RELIGION and RITUAL

The crowd stands and sings the national anthem. Someone throws out the first pitch. People wear goofy outfits, take a seventh-inning stretch, sing “Take Me Out to the Ball Game”, and buy overpriced hot dogs. Most of them will never know that what they are doing is religion.

A nonbeliever asks, “Why do Christians need to do all these rituals, like Communion? Why don’t they just preach what they believe?” The ball game comes to mind with thirty thousand people or more singing, reciting creeds or pledges, and feeling a sense of unity — even with the opposing team — as they sing about buying “peanuts and Cracker Jack”. It must have been similar more than two and-a-half millennia ago, when the ancient Greeks gathered for the first Olympics, a series of games and rituals designed to give glory to their gods. Rituals are simply what human beings do. They make us feel close to one another and to God. They take away our guilt. They comfort us in times of stress. They remind people of what they believe, and teach them the values of their culture. Regardless of which team we root for, we love the game itself; and we don’t care if we ever go back.

It must have been the same way in the temple. The psalmist says that one day in the temple courts is better than a thousand elsewhere, and he envies even the sparrow who makes its nest in a corner of the building (Psalm 84). This was the place where people could come to formally wipe the slate clean, to start their relationships with God over again.

We are far away from the smoky slaughterhouse smell of the ancient temple, the sound of bells and the bleating of sheep. Our Christian churches have a different smell: wood polish and flowers, carpet and candles. So when the author of Hebrews starts talking about high priests, blood, goats, bulls and sacrifice, some of us have a hard time relating.
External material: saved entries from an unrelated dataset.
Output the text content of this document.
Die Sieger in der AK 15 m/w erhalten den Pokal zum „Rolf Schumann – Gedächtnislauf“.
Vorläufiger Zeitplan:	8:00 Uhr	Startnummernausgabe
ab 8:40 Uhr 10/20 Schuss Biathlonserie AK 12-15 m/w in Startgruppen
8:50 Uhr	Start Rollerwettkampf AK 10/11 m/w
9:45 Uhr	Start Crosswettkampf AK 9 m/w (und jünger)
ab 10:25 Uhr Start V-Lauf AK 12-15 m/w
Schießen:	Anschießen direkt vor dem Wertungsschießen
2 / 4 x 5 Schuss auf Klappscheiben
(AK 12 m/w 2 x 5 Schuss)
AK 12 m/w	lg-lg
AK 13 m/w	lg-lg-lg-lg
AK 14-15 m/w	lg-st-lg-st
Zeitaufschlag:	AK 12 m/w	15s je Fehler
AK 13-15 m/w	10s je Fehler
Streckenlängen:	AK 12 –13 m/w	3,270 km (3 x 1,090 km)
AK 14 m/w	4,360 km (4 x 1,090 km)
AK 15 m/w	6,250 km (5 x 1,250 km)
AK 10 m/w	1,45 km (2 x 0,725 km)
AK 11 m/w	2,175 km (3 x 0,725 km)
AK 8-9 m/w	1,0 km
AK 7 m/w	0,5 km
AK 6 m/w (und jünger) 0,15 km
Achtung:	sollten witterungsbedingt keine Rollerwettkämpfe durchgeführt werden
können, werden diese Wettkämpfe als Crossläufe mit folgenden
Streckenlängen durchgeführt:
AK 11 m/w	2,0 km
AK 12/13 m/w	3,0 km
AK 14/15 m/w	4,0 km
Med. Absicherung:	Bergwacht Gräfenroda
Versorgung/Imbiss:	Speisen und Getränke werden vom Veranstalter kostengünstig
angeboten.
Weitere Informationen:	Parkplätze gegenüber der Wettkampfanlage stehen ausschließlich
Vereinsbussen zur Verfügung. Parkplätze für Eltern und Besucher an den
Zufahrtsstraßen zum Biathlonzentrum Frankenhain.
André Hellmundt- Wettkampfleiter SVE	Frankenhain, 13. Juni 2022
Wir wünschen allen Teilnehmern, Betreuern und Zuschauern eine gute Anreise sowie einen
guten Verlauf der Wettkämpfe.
We’re much more comfortable with baseball and the Olympics.

Blood has always been a symbol of both life and death. The ancient Israelites believed that a creature’s life-force was in its blood, and therefore blood was holy to God. If someone was murdered, God was supposed to be able to hear their blood crying from the ground. If you killed an animal for food, you were forbidden to drink its blood; instead, you had to offer its blood back to God. When the Hebrews escaped from Egypt on the night of Passover, the Hebrews painted their doors with the blood of a lamb so that the angel of death would know which houses to avoid and pass over.

When we sing about fountains filled with blood and about being washed in the blood of the Lamb, it is best not to actually try to picture such things. A fountain filled with blood? It sounds like a scene from a horror movie! Yet we have hymns like, “Nothing but the blood of Jesus”. This fascination with blood seems pretty grisly, but in the ancient world, blood was viewed as the divine source of life.

Actually we haven’t come so far in our thinking. We still say someone is hot-blooded if they are passionate; we refer to a cold-blooded killer or a blue-blooded noble. We ascribe cultural attributes to blood: “He has Irish (or Native American or African) blood”; we speak of people having musical or athletic talent “in their blood”. It’s the stuff that beats through our hearts and fuels our passions. Abraham Lincoln had the audacity to stand up at the podium at Gettysburg and call a battlefield holy, because it had been hallowed with the spilled blood of fallen soldiers. Pouring out his life willingly, Jesus enacted an ancient ritual that changes who we are.

Sometimes Christians, hearing so often about how Christ takes our place on the cross, think that sacrifice and punishment are the same thing. It’s important to remember that the animals slaughtered on temple altar were not being punished for the sins of the people. When we talk about Jesus as “the perfect sacrifice for our sins”, it does not mean that someone had to be killed in order to appease an angry God’s thirst for vengeance. It’s something far deeper — a blood ritual that reminds us of where life comes from and where it goes.

Jesus’ death on the cross was more than just a terrible injustice. It was more than just an inspiring act of nonviolent resistance. It was more than a ritual that makes us feel better. It was cosmic. It altered the very fabric of reality. Jesus’ action of offering his own blood — that divine, life-giving substance — somehow made possible a new relationship between human beings and God. Our faith is not in a set of rituals and dramatic actions that make us feel better. Our faith is in a God who has acted once and for all on our behalf.

So we are invited to imagine Jesus as the cosmic priest, performing a glorious ritual outside of time. The cross becomes not merely an ugly upright pole upon which Jesus is nailed. It is an altar; crude but beautiful, surrounded with the smoke of incense. Although we may see Jesus bound, naked and bloody; when we look through the eyes of the ancients, Jesus wears the robe of a priest, and he ascends the steps to the altar of his own free will. The blood falling from his wrists, side, and torn back is no longer a reminder of pain and injustice, but the life-giving substance that Jesus offers back to God — his own essence and life-force — and by doing, so he purifies the world. Watching this spectacle are not only his mother and a few courageous followers but every human being who has ever lived and who will ever walk our planet. Like the crowd at the baseball game, root, root, rooting for their home team, those standing around the cross and watching the execution of Jesus have no idea that what they are doing is religion.